I read very large files in some of my own code and, I have to tell you, I am skeptical of any claim that adding threads to a read operation would actually improve the overall read performance. In fact, adding threads might actually reduce performance by causing head seeks. It is highly likely that any file operations of this type would be I/O bound, not CPU bound.
Given that the author of the post you referenced never actually provided the 'real' code, his claims that multiple threads will speed up I/O remain untestable by others. Any attempt to improve hard disk read/write performance by adding threads would most certainly be I/O bound, unless he is doing some serious number crunching between reads, or has stumbled upon some happy coincidence having to do with the disk cache, in which case the performance improvement might be unreproduceable on another machine with different hardware characteristics.
Generally, when files of this size are involved, an additional 20% or 30% improvement in performance is not going to matter much, even if it is possible utilizing threads, because such a task would most certainly be considered a background task (not real-time). I use multiple threads for this kind of work, not because it improves read performance on one file, but because multiple files can be processed simultaneously in the background.
Before using threads to do this, I carefully benchmarked the software to see if threads would actually improve overall throughput. The results of the tests (on my development machine) were that using the same number of threads as the number of processor cores produced the maximum possible throughput. But that was processing ONE file per thread.
Multiple threads reading a file at a time is asking for trouble. I would set up a producer consumer model such that the producer read the lines in the file, perhaps into a buffer, and then handed them out to the consumer threads when they complete processing their current work load. It does mean you have a blocking point where the lines are handed out but if processing takes much longer than reading then it shouldn't be that big of a deal. If reading is the slow part then you really don't need multiple consumers anyway.

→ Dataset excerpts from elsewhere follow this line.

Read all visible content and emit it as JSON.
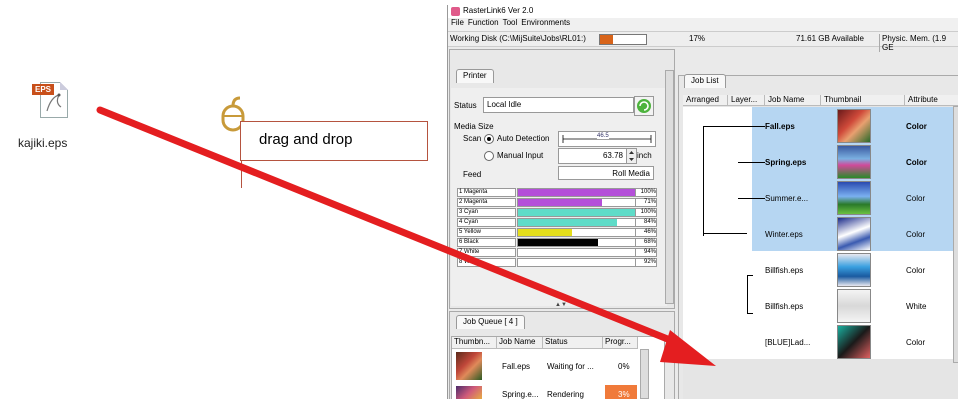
{
  "desktop": {
    "file_badge": "EPS",
    "file_label": "kajiki.eps"
  },
  "callout": {
    "text": "drag and drop"
  },
  "window": {
    "title": "RasterLink6 Ver 2.0",
    "menu": [
      "File",
      "Function",
      "Tool",
      "Environments"
    ],
    "disk": {
      "label": "Working Disk (C:\\MijSuite\\Jobs\\RL01:)",
      "percent_text": "17%",
      "percent_value": 0.17,
      "available": "71.61 GB Available",
      "memory": "Physic. Mem. (1.9 GE"
    }
  },
  "printer": {
    "tab": "Printer",
    "status_label": "Status",
    "status_value": "Local Idle",
    "media_size_label": "Media Size",
    "scan_label": "Scan",
    "auto_detection": "Auto Detection",
    "auto_value": "46.5",
    "manual_input": "Manual Input",
    "manual_value": "63.78",
    "unit": "inch",
    "feed_label": "Feed",
    "feed_value": "Roll Media",
    "inks": [
      {
        "name": "1 Magenta",
        "pct": "100%",
        "level": 1.0,
        "color": "#b44fd9"
      },
      {
        "name": "2 Magenta",
        "pct": "71%",
        "level": 0.71,
        "color": "#b44fd9"
      },
      {
        "name": "3 Cyan",
        "pct": "100%",
        "level": 1.0,
        "color": "#5fdcc8"
      },
      {
        "name": "4 Cyan",
        "pct": "84%",
        "level": 0.84,
        "color": "#5fdcc8"
      },
      {
        "name": "5 Yellow",
        "pct": "46%",
        "level": 0.46,
        "color": "#e5de1b"
      },
      {
        "name": "6 Black",
        "pct": "68%",
        "level": 0.68,
        "color": "#000000"
      },
      {
        "name": "7 White",
        "pct": "94%",
        "level": 0.94,
        "color": "#ffffff"
      },
      {
        "name": "8 White",
        "pct": "92%",
        "level": 0.92,
        "color": "#ffffff"
      }
    ]
  },
  "job_queue": {
    "tab": "Job Queue [ 4 ]",
    "headers": [
      "Thumbn...",
      "Job Name",
      "Status",
      "Progr..."
    ],
    "rows": [
      {
        "name": "Fall.eps",
        "status": "Waiting for ...",
        "progress": "0%"
      },
      {
        "name": "Spring.e...",
        "status": "Rendering",
        "progress": "3%"
      }
    ]
  },
  "job_list": {
    "tab": "Job List",
    "headers": [
      "Arranged",
      "Layer...",
      "Job Name",
      "Thumbnail",
      "Attribute"
    ],
    "rows": [
      {
        "name": "Fall.eps",
        "attr": "Color",
        "selected": true,
        "bold": true
      },
      {
        "name": "Spring.eps",
        "attr": "Color",
        "selected": true,
        "bold": true
      },
      {
        "name": "Summer.e...",
        "attr": "Color",
        "selected": true,
        "bold": false
      },
      {
        "name": "Winter.eps",
        "attr": "Color",
        "selected": true,
        "bold": false
      },
      {
        "name": "Billfish.eps",
        "attr": "Color",
        "selected": false,
        "bold": false
      },
      {
        "name": "Billfish.eps",
        "attr": "White",
        "selected": false,
        "bold": false
      },
      {
        "name": "[BLUE]Lad...",
        "attr": "Color",
        "selected": false,
        "bold": false
      }
    ]
  }
}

You should try to just have one thread read the file, since multiple threads will likely be bound by the I/O anyway. Then you can feed the lines into a thread-safe queue from which multiple threads can dequeue lines to parse.
You won't be able to tell the progress of any one thread because that thread has no defined amount of work. However, you should be able to track approximate progress by keeping track of how many items (total) have been added to the queue and how many have been taken out. Obviously as your file reader thread puts more lines into the queue your progress will appear to decrease because more lines are available, but presumably you should be able to fill the queue faster than workers can process the lines.